The book club I am a part of decided to read Dracula by Bram Stoker for our October read, mostly because they are awesome like that. My expectations were quite low due to the fact that I, quite honestly, thought I knew all there was to know about Dracula and the centuries of vampire lore that have followed in his wake. Sparkly vampires aside, I am a very big fan of the genre.

I was beyond excited with what I discovered within the pages of this fantastic book. My curmudgeonly approach and skeptical attitude could not have been more misplaced. From the first page to the last I was wildly surprised by the telling of the story. Bram Stoker masterfully delivered beyond expectation, a difficult accomplishment in an era of over-exposure.

Since reading it through, Dracula has become an instant favorite of mine. There are a great many things that I thoroughly enjoy about the book. I will save the long list for an actual conversation, here are the highlights.

  • The letter/diary format of the writing created a suspenseful quality that I did not think possible, particularly for those of us reading it after so many re-tellings and variations. It was fascinating eavesdropping on each person as they come to an understanding of their circumstances at different paces and through different means. The letters and diary entries evoked a deeply personal experience while reading.
  • I reveled in every moment reading about and getting to know the original vampire and his hunter. As I mentioned, I did not think I could be surprised by the details of this book, particularly with the descriptions of  Dracula and Dr. Van Helsing (!) but I could not have been more wrong. Both of these characters were written superbly. I had many “fan girl” squeals over moments of discovery as I read the original telling of Van Helsing. Arguably, none of the spinoffs from this original do these two characters justice.
  • While there are the anticipated doses of machoism for a book of its time, I was shocked by the strong, smart, kind, thoroughly capable character of Mina. The story turns not on the male characters as expected, but on the female character embodied by Mina Harker. She has easily become one of my favorite literary female protagonists.
  • Despite thinking that I knew the story already, I did not. The end is excellent, suspenseful, and satisfying; actually this could be said of the book as a whole. Chapter after chapter I was surprised by my involvement in the story. I got goosebumps, audibly gasped, looked over my shoulder, reread brilliant sentences, and generally poured over the story details.

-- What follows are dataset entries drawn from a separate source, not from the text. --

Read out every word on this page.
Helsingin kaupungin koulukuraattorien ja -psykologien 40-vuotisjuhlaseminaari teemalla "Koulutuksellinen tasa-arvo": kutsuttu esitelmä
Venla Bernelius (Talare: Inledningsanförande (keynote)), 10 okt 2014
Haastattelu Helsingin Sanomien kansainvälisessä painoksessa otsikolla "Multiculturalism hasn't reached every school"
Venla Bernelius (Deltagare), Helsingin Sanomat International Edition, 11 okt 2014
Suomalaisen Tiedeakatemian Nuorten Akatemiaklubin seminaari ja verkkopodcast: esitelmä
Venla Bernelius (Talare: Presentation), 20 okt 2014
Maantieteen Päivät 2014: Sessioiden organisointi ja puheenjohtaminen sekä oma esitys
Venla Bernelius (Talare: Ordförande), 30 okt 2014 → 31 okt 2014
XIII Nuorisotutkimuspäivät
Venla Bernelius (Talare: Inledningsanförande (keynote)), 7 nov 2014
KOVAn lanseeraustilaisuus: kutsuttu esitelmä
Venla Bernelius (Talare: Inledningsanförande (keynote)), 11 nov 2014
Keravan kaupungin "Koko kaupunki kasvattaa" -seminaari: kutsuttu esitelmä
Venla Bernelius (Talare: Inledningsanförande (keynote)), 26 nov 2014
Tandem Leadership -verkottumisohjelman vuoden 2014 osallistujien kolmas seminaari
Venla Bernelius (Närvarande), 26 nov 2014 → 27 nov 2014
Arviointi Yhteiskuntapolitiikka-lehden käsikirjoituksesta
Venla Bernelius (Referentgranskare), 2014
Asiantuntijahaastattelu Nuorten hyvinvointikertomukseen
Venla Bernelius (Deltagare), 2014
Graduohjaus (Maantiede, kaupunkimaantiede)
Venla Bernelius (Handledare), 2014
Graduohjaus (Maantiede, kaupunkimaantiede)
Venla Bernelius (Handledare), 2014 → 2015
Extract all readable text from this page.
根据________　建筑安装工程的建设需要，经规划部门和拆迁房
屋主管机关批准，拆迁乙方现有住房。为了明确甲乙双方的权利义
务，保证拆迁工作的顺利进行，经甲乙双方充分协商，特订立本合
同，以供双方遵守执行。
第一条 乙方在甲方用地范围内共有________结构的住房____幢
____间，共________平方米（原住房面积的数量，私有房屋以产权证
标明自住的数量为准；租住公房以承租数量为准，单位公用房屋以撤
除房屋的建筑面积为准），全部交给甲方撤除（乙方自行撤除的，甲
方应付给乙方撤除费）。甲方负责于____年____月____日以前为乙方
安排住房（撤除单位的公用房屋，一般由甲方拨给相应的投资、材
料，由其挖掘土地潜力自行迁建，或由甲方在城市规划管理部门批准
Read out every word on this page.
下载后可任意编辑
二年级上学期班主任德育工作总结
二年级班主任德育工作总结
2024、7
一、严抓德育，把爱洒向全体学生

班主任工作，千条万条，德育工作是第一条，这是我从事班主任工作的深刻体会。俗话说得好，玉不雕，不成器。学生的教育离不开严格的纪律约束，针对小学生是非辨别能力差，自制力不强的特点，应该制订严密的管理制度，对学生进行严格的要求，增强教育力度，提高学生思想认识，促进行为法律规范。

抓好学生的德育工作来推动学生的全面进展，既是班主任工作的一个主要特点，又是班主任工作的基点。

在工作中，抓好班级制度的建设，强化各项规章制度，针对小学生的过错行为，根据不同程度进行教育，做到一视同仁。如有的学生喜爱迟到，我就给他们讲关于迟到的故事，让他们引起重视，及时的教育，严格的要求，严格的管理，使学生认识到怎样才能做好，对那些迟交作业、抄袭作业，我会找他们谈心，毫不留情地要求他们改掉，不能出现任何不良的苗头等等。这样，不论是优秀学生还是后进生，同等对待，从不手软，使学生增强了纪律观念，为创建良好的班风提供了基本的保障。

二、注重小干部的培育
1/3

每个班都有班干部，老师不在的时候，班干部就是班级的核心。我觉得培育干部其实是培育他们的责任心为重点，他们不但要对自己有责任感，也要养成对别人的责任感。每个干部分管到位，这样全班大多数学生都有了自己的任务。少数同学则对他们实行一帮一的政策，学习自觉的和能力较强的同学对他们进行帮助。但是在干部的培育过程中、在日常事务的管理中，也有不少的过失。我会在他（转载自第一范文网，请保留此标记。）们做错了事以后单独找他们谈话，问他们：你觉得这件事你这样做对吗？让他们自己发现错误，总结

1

To say that I liked the book is a significant understatement, this was one of the most enjoyable, engaging fiction books I have read in awhile. Oddly enough, one of my favorite features of my copy was found outside the actual story. At the back of the Barnes & Noble Classics version is a “Comments & Questions” section that gives a quote from Bram Stoker’s wife, Charlotte, taken from a letter she wrote to him about Dracula:

My dear, it is splendid, a thousand miles beyond anything you have written before, and I feel certain will place you very high in the writers of the day…No book since Mrs. Shelley’s ‘Frankenstein’ or indeed any other at all has come near yours in originality, or terror – Poe is nowhere.